By the end of day Monday, nearly 5,000 St. Paul residents had already voted early by returning absentee ballots to Ramsey County Elections.

There were especially strong showings in Ward 3, which spans Highland Park, Mac-Groveland and part of West Seventh Street, followed by Ward 1, which spans Frogtown, Summit-University and swathes of the North End and surrounding neighborhoods. Open seats on the St. Paul City Council in both those races have drawn a sizable and racially-diverse mix of candidates, energizing corners of the Black, Hmong and East African electorate.

The St. Paul mayor’s office is backing a proposal to increase the city’s sales tax by a percentage point to 9.875%, which would be the highest sales tax in the state, to raise nearly $1 billion over 20 years for some 24 arterial road reconstructions, as well as high-priority park maintenance and four designated parks projects.

Potholes, taxes

Fed up with driving over potholes, Sarah Cooke went to the polls and cast a “yes” vote.

“I live on this side of town and we need better streets,” said Cooke, a longtime homeowner in Ward 6, shortly before polls closed for early voting on Monday afternoon at the Arlington Hills Community Center on Payne Avenue. “The street conditions are not great. A lot of them need repaving.”

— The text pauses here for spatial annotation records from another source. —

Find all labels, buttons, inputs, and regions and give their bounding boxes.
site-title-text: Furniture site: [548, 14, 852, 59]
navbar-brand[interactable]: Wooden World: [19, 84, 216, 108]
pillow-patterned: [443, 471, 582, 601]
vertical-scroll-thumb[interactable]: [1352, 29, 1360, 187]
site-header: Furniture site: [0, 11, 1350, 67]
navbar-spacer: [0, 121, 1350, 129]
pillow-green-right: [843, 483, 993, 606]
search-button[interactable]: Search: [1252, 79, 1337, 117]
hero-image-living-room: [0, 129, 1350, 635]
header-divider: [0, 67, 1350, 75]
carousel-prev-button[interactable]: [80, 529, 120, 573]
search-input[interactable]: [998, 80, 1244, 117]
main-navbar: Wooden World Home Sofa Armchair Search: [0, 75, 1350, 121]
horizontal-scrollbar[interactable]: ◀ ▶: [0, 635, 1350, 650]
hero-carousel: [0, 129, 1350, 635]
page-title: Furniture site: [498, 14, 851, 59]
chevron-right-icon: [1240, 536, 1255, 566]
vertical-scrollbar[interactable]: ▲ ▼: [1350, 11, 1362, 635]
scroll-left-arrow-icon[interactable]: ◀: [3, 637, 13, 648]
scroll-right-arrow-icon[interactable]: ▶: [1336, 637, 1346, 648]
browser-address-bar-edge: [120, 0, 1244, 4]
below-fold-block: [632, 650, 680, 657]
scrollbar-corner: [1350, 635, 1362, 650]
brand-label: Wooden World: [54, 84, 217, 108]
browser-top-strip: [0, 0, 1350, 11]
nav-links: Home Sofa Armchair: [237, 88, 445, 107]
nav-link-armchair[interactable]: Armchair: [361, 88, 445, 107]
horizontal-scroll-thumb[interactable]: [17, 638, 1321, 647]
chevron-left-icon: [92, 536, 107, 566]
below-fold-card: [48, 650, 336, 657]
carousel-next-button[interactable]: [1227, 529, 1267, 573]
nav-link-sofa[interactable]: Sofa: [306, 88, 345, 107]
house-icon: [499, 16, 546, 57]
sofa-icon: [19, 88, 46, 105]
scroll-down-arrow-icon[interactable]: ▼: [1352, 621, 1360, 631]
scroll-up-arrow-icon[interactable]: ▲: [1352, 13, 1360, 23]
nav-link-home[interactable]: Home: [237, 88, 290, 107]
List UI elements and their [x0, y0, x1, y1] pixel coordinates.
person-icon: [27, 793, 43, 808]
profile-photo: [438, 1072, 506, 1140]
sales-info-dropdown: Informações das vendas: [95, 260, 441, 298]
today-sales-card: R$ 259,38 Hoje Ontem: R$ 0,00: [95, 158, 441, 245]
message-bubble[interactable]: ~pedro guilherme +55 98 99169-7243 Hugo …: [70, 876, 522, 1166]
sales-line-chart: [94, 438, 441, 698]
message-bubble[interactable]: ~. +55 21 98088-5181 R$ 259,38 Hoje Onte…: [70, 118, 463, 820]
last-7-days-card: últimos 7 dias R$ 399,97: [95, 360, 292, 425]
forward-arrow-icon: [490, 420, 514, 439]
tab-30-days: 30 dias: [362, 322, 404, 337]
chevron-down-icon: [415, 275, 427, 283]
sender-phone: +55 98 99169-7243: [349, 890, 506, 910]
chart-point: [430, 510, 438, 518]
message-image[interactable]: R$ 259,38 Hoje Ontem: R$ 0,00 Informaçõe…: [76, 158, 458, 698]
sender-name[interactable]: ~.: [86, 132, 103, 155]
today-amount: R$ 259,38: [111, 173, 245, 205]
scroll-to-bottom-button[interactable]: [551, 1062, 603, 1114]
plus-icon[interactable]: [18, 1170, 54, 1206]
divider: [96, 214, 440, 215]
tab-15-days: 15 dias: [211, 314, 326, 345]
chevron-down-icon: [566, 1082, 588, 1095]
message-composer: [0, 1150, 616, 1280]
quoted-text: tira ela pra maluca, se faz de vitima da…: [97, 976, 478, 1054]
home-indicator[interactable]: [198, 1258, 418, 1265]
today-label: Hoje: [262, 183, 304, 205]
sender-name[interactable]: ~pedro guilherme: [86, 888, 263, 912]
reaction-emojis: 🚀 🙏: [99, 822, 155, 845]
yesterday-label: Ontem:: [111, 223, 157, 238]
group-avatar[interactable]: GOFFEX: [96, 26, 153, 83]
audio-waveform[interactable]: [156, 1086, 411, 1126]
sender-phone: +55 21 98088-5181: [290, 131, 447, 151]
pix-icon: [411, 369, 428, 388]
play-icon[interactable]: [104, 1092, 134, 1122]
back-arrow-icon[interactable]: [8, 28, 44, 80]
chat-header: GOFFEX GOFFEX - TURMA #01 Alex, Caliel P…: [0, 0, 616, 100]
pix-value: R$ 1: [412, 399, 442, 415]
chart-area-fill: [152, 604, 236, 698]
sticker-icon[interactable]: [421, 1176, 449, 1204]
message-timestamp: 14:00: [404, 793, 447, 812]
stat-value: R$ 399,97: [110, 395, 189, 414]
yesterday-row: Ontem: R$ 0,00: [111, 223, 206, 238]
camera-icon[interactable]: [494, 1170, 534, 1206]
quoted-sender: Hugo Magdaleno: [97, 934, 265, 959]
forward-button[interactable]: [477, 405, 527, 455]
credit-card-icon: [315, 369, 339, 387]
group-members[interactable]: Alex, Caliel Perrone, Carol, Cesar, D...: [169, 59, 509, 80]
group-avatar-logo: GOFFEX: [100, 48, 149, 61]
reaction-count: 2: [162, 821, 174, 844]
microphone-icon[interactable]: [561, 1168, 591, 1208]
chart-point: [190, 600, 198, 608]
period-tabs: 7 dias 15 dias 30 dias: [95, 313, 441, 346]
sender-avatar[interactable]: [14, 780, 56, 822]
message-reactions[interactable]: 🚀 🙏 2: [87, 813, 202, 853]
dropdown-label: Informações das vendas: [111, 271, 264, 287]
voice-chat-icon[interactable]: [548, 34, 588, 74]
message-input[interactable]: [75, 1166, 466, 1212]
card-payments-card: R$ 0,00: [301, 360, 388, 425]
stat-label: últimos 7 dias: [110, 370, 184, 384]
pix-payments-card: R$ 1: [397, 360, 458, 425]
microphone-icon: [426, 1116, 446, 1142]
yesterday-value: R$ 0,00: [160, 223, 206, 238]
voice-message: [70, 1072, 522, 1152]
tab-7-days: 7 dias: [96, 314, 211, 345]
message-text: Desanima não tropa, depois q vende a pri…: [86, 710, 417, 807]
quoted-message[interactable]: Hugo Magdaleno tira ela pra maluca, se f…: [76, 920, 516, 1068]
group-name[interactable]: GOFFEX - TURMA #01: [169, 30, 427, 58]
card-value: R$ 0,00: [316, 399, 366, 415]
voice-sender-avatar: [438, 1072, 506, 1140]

Equally fed up with property tax increases and the general state of city services, Robbie Smith cast a “no” vote on the same question moments before her. “I’m really disappointed,” said Smith, a Ward 5 resident who said the city has fumbled core services from trash collection and tree trimming to public safety. The city council, she said, “has been doing things that are not helpful for the city of St. Paul. They’ve been raising our taxes like crazy. Just let our voice be heard.”

“I’ve lived all over the world,” she added, noting the loss of small businesses near Allianz Field in the Midway, “and this is truly a nice place to live, but we’re going downhill.”

Will Hyland voted early at the Ramsey County Elections office on Plato Boulevard, where he cast a vote for St. Paul City Council intended to protect the city’s rent control ordinance and “ensure that the rent cap stays in place,” he said. “There’s a lot of people trying to dismantle that.”

30 candidates for St. Paul City Council

In all, 30 candidates filed for seven seats on the St. Paul City Council, and seven candidates filed for four seats on the St. Paul School Board. Results in some city council races may not be available before Friday, given the city’s ranked-choice election system, which involves hand-tallying races where no candidate breaks 50% of the vote on Election Day.

Meanwhile, there are numerous city council and school board races n Dakota, Ramsey and Washngton counties as well as ballot questions for voters ot decide.